Epileptic fast intracerebral EEG activity: evidence for spatial decorrelation at seizure onset.

Low-voltage rapid discharges (or fast EEG ictal activity) constitute a characteristic electrophysiological pattern in focal seizures of human epilepsy. They are characterized by a decrease of signal voltage with a marked increase of signal frequency (typically beyond 25 Hz). They have long been observed in stereoelectroencephalographic (SEEG) signals recorded with intra-cerebral electrodes, generally occurring at seizure onset and simultaneously involving distinct brain regions. Spectral properties of rapid ictal discharges as well as spatial correlations measured between SEEG signals generated from distant sites before, during and after these discharges were studied. Cross-correlation estimates within typical EEG sub-bands and statistical tests performed in 10 patients suffering from partial epilepsy (frontal, temporal or fronto-temporal) reveal that SEEG signals are significantly de-correlated during the discharge period compared with periods that precede and follow this discharge.

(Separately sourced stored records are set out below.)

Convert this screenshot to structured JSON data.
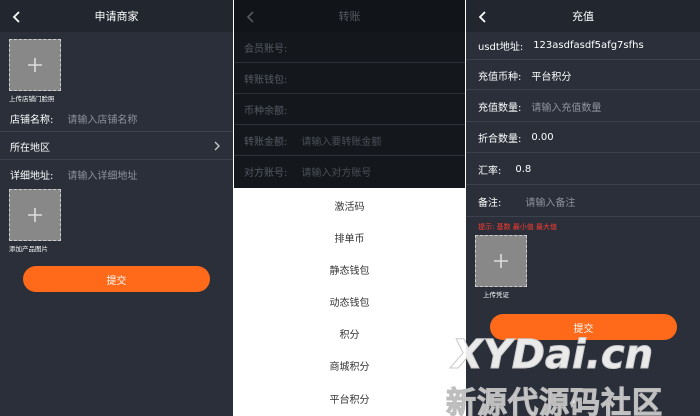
{
  "merchant": {
    "title": "申请商家",
    "shop_photo_caption": "上传店铺门脸照",
    "shop_name_label": "店铺名称:",
    "shop_name_placeholder": "请输入店铺名称",
    "region_label": "所在地区",
    "address_label": "详细地址:",
    "address_placeholder": "请输入详细地址",
    "product_photo_caption": "添加产品图片",
    "submit_label": "提交"
  },
  "transfer": {
    "title": "转账",
    "rows": [
      {
        "label": "会员账号:",
        "placeholder": ""
      },
      {
        "label": "转账钱包:",
        "placeholder": ""
      },
      {
        "label": "币种余额:",
        "placeholder": ""
      },
      {
        "label": "转账金额:",
        "placeholder": "请输入要转账金额"
      },
      {
        "label": "对方账号:",
        "placeholder": "请输入对方账号"
      }
    ],
    "wallet_options": [
      "激活码",
      "排单币",
      "静态钱包",
      "动态钱包",
      "积分",
      "商城积分",
      "平台积分"
    ]
  },
  "recharge": {
    "title": "充值",
    "usdt_label": "usdt地址:",
    "usdt_value": "123asdfasdf5afg7sfhs",
    "currency_label": "充值币种:",
    "currency_value": "平台积分",
    "amount_label": "充值数量:",
    "amount_placeholder": "请输入充值数量",
    "converted_label": "折合数量:",
    "converted_value": "0.00",
    "rate_label": "汇率:",
    "rate_value": "0.8",
    "note_label": "备注:",
    "note_placeholder": "请输入备注",
    "hint": "提示: 基数 最小值 最大值",
    "voucher_caption": "上传凭证",
    "submit_label": "提交"
  },
  "watermark": {
    "line1": "XYDai.cn",
    "line2": "新源代源码社区"
  },
  "colors": {
    "panel_bg": "#2a2f3a",
    "accent_orange": "#ff6a1a",
    "hint_red": "#ff3b30"
  }
}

These results can be interpreted as a functional decoupling of distant brain sites at seizure onset followed by an abnormally high re-coupling when the seizure develops. They lead to the concept of 'disruption' that is complementary of that of 'activation' (revealed by significantly high correlations between signals recorded during seizures), both giving insights into our understanding of pathophysiological processes involved in human partial epilepsies as well as in the interpretation of clinical semiology.